Answer ... For a domestic non-bank lender which is a Taiwan resident or a profit-seeking enterprise with a fixed place of business in Taiwan, the withholding tax rate for interest is 10%, but this is applicable to corporate borrowers only. Individual borrowers are not required to withhold tax on interest.
For a foreign lender which is a non-Taiwan resident or a profit-seeking enterprise without a fixed place of business in Taiwan, the withholding tax rate for interest applicable to a corporate borrower is 20%; but if the interest derives from short-term commercial papers, securitised instruments, government/corporate/financial institution bonds or conditional transactions, the withholding tax is 15%. Moreover, most of the tax treaties provide for a reduced income tax withholding rate of 10%. Taiwan has signed tax treaties with 33 jurisdictions: Australia, Austria, Belgium, Canada, the Czech Republic, Denmark, Eswatini, France, Gambia, Germany, Hungary, India, Indonesia, Israel, Italy, Japan, Kiribati, Luxembourg, North Macedonia, Malaysia, the Netherlands, New Zealand, Paraguay, Poland, Senegal, Singapore, Slovakia, South Africa, Sweden, Switzerland, Thailand, the United Kingdom and Vietnam.

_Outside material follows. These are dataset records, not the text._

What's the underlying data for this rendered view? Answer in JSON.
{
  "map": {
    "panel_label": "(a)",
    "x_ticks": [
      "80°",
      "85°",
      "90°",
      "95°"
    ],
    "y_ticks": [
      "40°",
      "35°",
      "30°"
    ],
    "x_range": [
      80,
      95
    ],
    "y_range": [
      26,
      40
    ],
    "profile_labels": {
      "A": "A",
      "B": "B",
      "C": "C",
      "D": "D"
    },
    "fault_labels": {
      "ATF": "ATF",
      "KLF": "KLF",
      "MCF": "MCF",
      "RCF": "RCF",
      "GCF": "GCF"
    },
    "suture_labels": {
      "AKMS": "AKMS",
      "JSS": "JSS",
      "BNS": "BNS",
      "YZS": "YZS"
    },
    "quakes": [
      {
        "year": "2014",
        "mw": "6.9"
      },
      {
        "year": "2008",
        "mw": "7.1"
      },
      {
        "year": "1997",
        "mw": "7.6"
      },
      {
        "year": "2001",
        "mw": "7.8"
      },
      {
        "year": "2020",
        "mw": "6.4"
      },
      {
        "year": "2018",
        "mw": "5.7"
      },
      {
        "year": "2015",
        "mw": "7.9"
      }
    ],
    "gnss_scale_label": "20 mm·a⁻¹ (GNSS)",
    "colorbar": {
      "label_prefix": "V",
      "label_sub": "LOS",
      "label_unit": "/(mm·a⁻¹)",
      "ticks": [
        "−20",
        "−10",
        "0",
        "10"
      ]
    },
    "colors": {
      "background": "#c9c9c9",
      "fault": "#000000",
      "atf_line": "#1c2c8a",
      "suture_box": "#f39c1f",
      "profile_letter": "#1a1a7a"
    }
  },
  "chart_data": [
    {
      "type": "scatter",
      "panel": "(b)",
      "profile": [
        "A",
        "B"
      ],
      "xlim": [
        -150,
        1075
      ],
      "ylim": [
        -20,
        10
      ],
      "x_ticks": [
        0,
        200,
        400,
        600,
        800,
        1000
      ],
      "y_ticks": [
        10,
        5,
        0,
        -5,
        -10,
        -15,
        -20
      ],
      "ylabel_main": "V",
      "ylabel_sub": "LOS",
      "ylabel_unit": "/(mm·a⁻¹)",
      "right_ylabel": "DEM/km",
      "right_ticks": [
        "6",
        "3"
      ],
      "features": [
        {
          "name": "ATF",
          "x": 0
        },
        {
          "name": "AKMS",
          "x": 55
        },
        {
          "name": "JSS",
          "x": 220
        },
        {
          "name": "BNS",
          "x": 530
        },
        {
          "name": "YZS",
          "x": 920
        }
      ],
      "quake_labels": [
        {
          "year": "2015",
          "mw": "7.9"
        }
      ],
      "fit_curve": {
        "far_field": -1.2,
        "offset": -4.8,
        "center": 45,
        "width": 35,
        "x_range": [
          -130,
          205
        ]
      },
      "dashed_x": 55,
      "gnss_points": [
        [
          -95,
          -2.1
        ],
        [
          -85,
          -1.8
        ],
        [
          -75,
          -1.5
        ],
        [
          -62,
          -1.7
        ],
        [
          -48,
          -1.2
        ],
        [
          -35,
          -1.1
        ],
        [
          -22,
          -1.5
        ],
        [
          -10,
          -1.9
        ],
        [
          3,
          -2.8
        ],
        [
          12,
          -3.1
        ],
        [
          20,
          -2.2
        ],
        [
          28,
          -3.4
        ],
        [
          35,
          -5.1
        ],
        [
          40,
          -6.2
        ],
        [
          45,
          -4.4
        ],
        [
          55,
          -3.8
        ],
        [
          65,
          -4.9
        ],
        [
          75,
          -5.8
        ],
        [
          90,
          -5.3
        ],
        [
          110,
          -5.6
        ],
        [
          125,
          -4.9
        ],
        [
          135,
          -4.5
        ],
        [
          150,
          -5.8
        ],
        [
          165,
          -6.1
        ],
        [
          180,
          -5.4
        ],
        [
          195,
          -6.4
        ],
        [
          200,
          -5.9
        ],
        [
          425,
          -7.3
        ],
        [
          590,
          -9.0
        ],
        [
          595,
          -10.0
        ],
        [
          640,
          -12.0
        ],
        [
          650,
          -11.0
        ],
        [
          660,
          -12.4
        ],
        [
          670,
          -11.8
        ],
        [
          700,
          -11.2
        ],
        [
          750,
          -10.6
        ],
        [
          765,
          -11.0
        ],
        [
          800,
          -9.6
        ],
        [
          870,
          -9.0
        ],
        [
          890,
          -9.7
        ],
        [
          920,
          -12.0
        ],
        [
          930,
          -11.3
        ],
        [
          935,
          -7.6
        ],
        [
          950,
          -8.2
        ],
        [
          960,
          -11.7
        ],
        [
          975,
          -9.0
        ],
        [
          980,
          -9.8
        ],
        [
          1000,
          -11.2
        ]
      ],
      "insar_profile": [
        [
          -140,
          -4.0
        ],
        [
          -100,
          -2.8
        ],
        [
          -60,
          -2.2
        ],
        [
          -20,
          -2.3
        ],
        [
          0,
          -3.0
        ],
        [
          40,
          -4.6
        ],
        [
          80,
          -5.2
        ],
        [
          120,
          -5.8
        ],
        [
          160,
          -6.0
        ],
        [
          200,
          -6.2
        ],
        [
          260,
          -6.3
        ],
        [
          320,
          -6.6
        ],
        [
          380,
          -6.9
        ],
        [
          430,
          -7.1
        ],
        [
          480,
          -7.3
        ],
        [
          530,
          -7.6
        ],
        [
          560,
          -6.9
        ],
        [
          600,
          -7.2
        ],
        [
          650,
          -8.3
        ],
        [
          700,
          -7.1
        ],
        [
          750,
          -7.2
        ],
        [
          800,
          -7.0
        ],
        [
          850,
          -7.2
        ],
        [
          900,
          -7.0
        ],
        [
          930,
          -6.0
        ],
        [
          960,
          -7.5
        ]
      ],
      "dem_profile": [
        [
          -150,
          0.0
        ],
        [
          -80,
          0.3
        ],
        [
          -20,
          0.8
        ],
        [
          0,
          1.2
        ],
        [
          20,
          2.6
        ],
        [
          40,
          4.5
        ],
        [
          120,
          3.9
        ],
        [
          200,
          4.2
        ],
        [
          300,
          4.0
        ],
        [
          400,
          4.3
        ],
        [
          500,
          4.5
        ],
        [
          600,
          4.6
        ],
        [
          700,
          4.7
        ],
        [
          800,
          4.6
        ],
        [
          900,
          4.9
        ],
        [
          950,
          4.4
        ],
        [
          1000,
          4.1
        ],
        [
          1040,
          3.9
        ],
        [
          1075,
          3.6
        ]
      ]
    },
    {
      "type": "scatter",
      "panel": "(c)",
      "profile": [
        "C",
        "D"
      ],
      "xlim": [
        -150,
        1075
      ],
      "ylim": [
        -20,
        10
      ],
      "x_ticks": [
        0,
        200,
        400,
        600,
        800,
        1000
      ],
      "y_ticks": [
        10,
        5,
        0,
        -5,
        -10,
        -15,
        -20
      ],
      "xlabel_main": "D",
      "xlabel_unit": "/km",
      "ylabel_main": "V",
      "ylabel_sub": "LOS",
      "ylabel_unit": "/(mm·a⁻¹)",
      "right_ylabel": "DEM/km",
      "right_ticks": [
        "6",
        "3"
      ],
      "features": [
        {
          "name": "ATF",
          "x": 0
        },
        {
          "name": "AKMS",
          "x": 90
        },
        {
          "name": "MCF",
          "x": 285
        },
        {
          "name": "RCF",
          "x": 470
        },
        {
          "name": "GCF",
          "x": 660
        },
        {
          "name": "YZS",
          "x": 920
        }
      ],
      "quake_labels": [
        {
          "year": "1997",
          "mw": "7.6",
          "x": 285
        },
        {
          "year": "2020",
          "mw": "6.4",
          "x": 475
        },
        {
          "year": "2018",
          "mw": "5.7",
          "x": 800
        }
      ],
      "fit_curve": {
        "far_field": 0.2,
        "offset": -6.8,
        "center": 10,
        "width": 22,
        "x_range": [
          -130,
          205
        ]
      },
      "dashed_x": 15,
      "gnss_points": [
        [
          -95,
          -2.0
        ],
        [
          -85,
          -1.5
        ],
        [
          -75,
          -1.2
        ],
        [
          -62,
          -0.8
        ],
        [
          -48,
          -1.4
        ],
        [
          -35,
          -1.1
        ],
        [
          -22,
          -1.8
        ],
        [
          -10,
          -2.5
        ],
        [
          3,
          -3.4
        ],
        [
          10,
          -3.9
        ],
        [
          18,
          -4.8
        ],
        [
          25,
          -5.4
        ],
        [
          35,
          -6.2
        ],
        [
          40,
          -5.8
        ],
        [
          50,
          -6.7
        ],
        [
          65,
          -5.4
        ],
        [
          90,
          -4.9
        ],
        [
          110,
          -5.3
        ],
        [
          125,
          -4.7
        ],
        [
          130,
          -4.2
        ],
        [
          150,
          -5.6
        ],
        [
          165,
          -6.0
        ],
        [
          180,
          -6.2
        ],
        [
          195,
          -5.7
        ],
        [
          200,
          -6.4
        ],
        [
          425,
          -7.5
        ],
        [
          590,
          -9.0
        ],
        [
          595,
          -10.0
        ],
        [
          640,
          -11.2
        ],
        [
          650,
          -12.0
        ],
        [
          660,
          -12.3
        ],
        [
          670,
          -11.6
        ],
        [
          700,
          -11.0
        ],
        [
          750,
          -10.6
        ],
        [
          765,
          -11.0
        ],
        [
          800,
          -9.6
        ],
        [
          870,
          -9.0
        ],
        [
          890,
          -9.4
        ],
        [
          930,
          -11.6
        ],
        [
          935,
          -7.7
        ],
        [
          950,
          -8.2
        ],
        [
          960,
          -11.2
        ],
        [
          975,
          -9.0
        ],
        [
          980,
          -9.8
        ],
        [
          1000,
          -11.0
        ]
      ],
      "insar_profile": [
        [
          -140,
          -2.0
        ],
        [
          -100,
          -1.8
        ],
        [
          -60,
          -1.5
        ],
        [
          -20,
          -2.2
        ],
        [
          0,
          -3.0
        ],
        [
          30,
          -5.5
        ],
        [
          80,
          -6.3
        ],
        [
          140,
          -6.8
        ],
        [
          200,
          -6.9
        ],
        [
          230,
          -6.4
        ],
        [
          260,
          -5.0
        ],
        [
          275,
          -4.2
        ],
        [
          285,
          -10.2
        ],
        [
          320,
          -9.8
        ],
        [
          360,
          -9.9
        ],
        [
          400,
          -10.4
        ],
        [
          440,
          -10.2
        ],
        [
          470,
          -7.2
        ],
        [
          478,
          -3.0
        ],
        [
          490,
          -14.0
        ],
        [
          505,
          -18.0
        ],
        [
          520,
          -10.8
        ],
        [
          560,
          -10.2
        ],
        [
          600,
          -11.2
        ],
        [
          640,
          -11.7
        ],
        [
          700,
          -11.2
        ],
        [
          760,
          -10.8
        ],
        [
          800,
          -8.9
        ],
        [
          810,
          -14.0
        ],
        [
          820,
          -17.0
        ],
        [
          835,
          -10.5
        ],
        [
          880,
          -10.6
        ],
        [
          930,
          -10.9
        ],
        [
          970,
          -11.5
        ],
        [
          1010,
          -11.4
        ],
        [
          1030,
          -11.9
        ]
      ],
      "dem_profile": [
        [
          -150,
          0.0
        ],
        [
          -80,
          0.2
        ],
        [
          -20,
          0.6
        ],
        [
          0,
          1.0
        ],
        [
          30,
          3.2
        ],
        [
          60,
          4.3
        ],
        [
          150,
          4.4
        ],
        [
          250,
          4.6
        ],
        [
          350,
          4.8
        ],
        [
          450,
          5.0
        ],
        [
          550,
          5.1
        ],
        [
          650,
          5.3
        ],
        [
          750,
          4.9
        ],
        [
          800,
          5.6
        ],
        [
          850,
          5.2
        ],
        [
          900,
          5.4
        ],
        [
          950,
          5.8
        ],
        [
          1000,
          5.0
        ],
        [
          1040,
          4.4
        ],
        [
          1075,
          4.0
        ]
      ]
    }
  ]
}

Where the portion of the proceeds is to indemnify the principal of the loan made by the lender, it will not be subject to income tax. If the portion of the proceeds is to indemnify the default interest sustained by the lender, it may be subject to income tax. Moreover, if the proceeds include a penalty pursuant to an agreement between the lender and the borrower, that penalty will be subject to income tax unless the lender can prove that the penalty is to indemnify losses suffered by the lender.
No tax is applicable to foreign investments, loans, mortgages or other security documents for the purpose of their effectiveness or registration.